Solutions in Spill Control
1. Assess the Risk
Before you attempt to clean up a spill, make sure you are taking into account everything that might be affected by that spill. Look at the risks to human health, the environment, and property. If possible, identify the spilled material and determine how much has spilled.
2. Select Protective Equipment
Choose appropriate PPE to safely respond to the spill. This could include goggles, gloves, or respirators. If you are uncertain of the danger or if the spilled material is unknown, assume the worst and use the highest level of protection.

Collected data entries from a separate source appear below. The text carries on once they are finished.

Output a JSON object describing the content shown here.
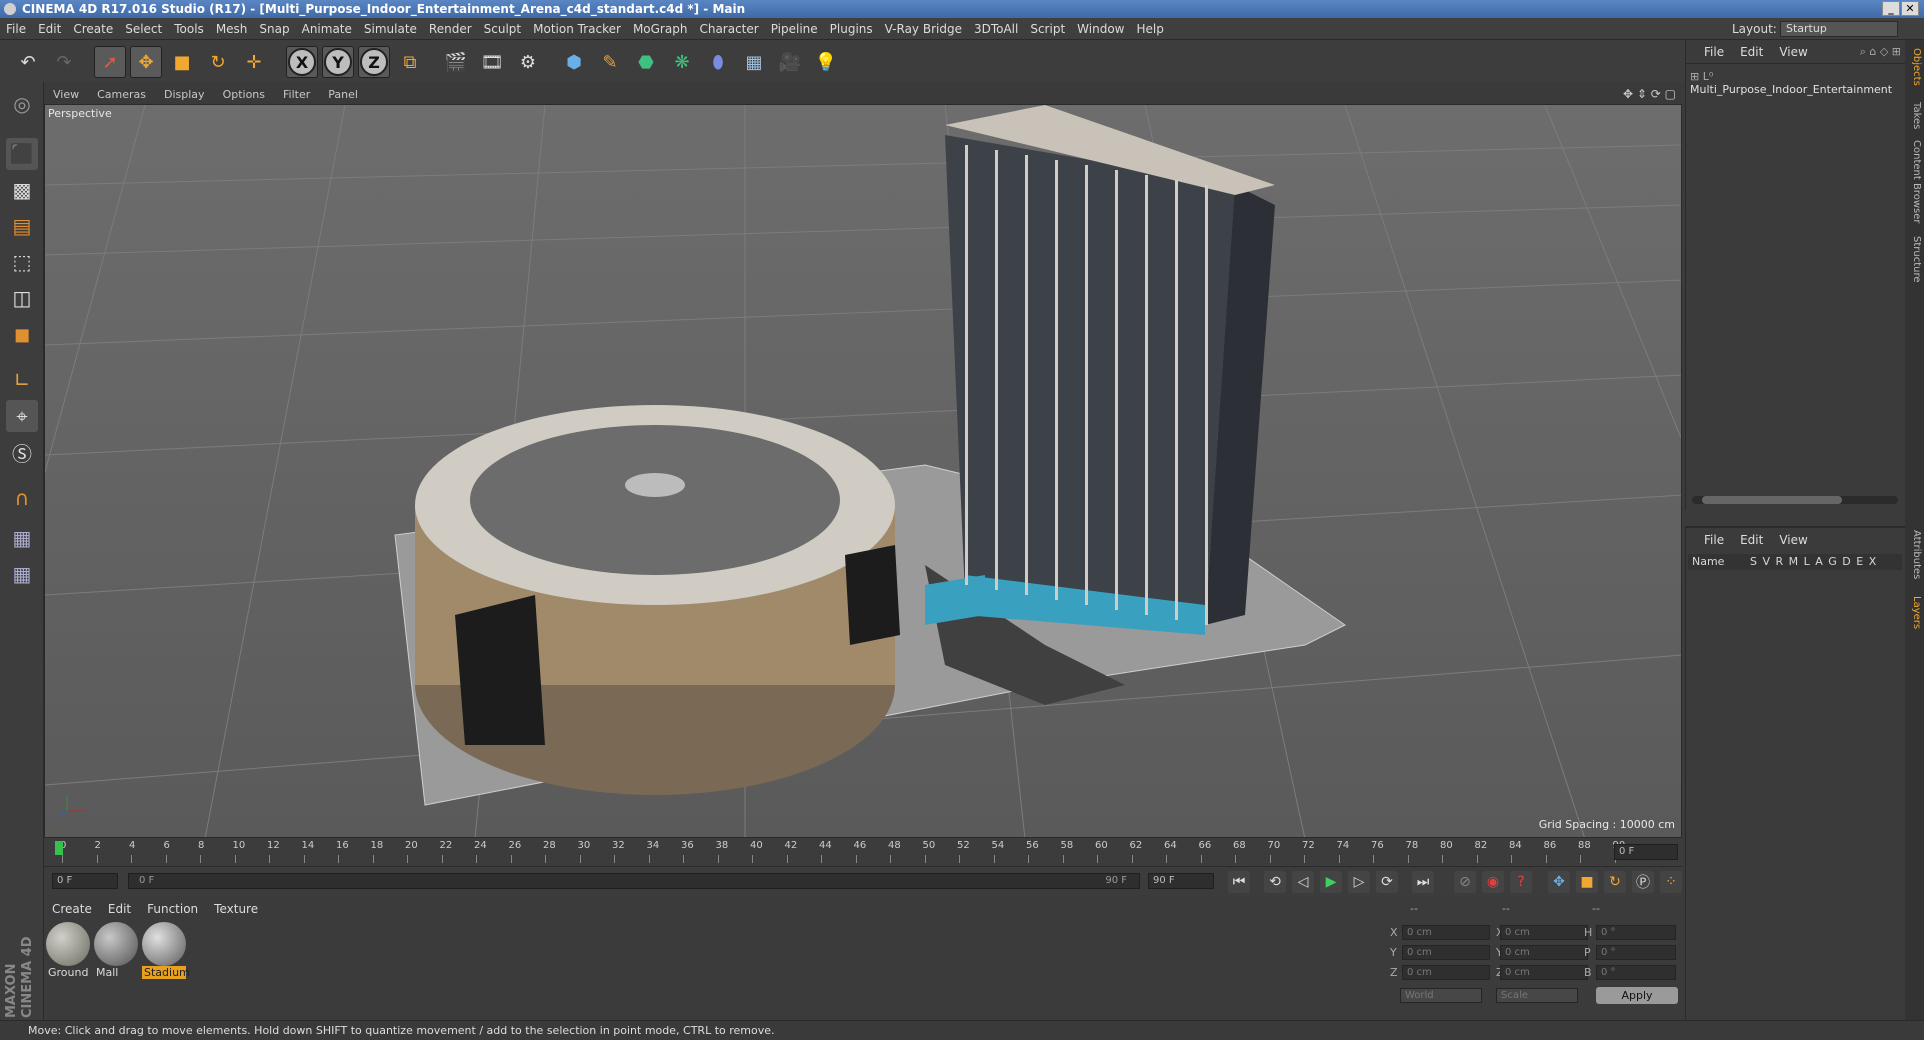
{
  "window": {
    "title": "CINEMA 4D R17.016 Studio (R17) - [Multi_Purpose_Indoor_Entertainment_Arena_c4d_standart.c4d *] - Main"
  },
  "menu": [
    "File",
    "Edit",
    "Create",
    "Select",
    "Tools",
    "Mesh",
    "Snap",
    "Animate",
    "Simulate",
    "Render",
    "Sculpt",
    "Motion Tracker",
    "MoGraph",
    "Character",
    "Pipeline",
    "Plugins",
    "V-Ray Bridge",
    "3DToAll",
    "Script",
    "Window",
    "Help"
  ],
  "layout": {
    "label": "Layout:",
    "value": "Startup"
  },
  "viewport": {
    "menu": [
      "View",
      "Cameras",
      "Display",
      "Options",
      "Filter",
      "Panel"
    ],
    "label": "Perspective",
    "grid_spacing": "Grid Spacing : 10000 cm"
  },
  "timeline": {
    "ticks": [
      "0",
      "2",
      "4",
      "6",
      "8",
      "10",
      "12",
      "14",
      "16",
      "18",
      "20",
      "22",
      "24",
      "26",
      "28",
      "30",
      "32",
      "34",
      "36",
      "38",
      "40",
      "42",
      "44",
      "46",
      "48",
      "50",
      "52",
      "54",
      "56",
      "58",
      "60",
      "62",
      "64",
      "66",
      "68",
      "70",
      "72",
      "74",
      "76",
      "78",
      "80",
      "82",
      "84",
      "86",
      "88",
      "90"
    ],
    "current": "0 F"
  },
  "anim": {
    "start": "0 F",
    "range_start": "0 F",
    "range_end": "90 F",
    "end": "90 F"
  },
  "materials": {
    "menu": [
      "Create",
      "Edit",
      "Function",
      "Texture"
    ],
    "items": [
      {
        "name": "Ground",
        "selected": false
      },
      {
        "name": "Mall",
        "selected": false
      },
      {
        "name": "Stadium",
        "selected": true
      }
    ]
  },
  "coords": {
    "headers": [
      "--",
      "--",
      "--"
    ],
    "rows": [
      {
        "a": "X",
        "av": "0 cm",
        "b": "X",
        "bv": "0 cm",
        "c": "H",
        "cv": "0 °"
      },
      {
        "a": "Y",
        "av": "0 cm",
        "b": "Y",
        "bv": "0 cm",
        "c": "P",
        "cv": "0 °"
      },
      {
        "a": "Z",
        "av": "0 cm",
        "b": "Z",
        "bv": "0 cm",
        "c": "B",
        "cv": "0 °"
      }
    ],
    "mode1": "World",
    "mode2": "Scale",
    "apply": "Apply"
  },
  "objects": {
    "menu": [
      "File",
      "Edit",
      "View"
    ],
    "items": [
      "Multi_Purpose_Indoor_Entertainment"
    ]
  },
  "layers": {
    "menu": [
      "File",
      "Edit",
      "View"
    ],
    "name_header": "Name",
    "flags": "S V R M L A G D E X"
  },
  "right_tabs": [
    "Objects",
    "Takes",
    "Content Browser",
    "Structure",
    "Attributes",
    "Layers"
  ],
  "brand": "MAXON CINEMA 4D",
  "status": "Move: Click and drag to move elements. Hold down SHIFT to quantize movement / add to the selection in point mode, CTRL to remove."
}
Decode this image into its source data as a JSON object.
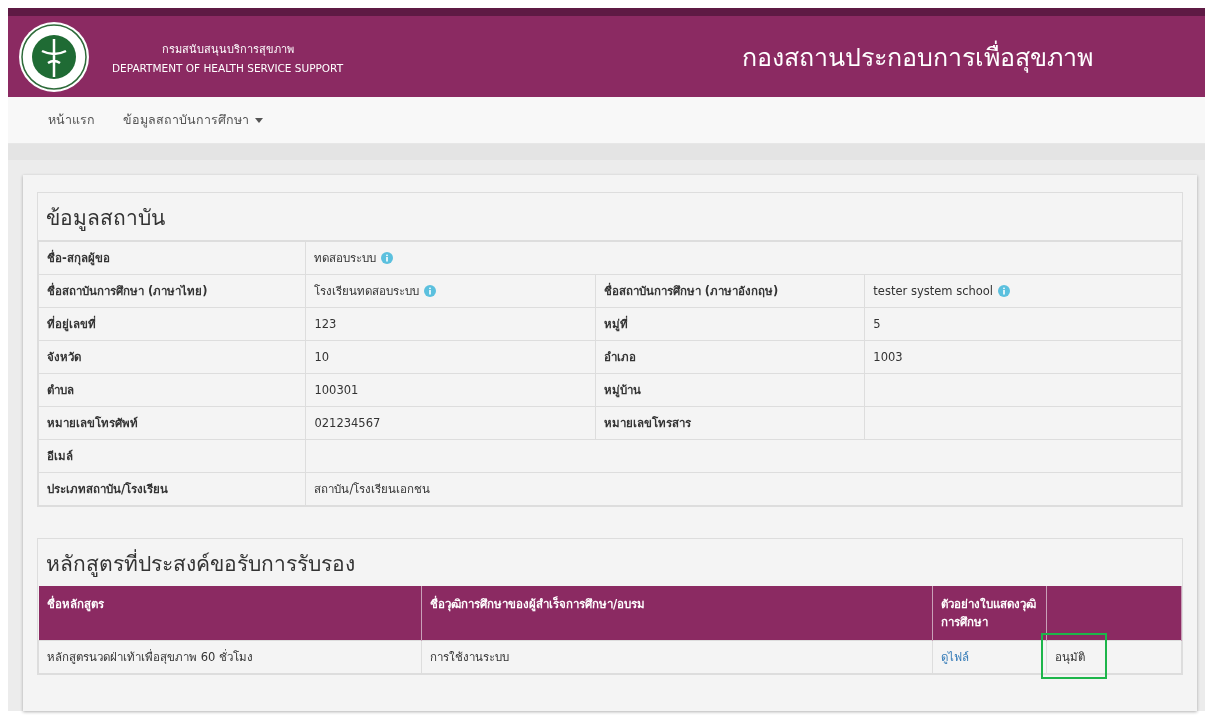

3. Confine the Spill- Speed Counts
Limit the spill area by blocking, diverting or confining the spill. Stop the spread of liquid before it has a chance to contaminate a water source. Spill kits are designed to facilitate a quick, effective response. Nonabsorbent barriers such as containment booms, drain covers, and spill berms are also available to confine liquids, minimize the spill area, and protect drains.
4. Stop the Source
After the spill is confined, stop the source of the spill. This may involve simply turning a container upright, closing a valve, or plugging a leak from a damaged drum or container. Be sure to transfer liquids from the damaged container to a new one.
5. Implement Cleanup
Once the spill is confined and the source has been stopped, it is time to develop a plan of action for implementing the spill cleanup. Simply place absorbents that are chemically compatible with the liquid spilled throughout the spill area. Once the absorbents are saturated, they should be disposed properly. Sorbents do not render liquids nonflammable,neutral, or less hazardous and will take on the characteristics/properties of whatever liquid is absorbed. Therefore, all measures must be taken as if you were handling the liquid itself. Sorbents do not make the liquid less hazardous. Always refer to the MSDS for the chemical absorbed before proceeding.
Decontaminate the site, personnel, and equipment by removing or neutralizing the hazardous materials that have accumulated during the spill. This may involve removing and disposing of contaminated media, such as earth that was exposed during the spill incident. An effective decontamination area ensures the health and safety of emergency responders.
7. Complete Required Reports
Complete all notifications and reporting required by local, state, and federal guidelines for reporting spill incidents. Failure to do can result in severe penalties. Necessary reports can include medical record reports, company incident reports, Local Emergency Planning Commission reports, or National Response Center reports.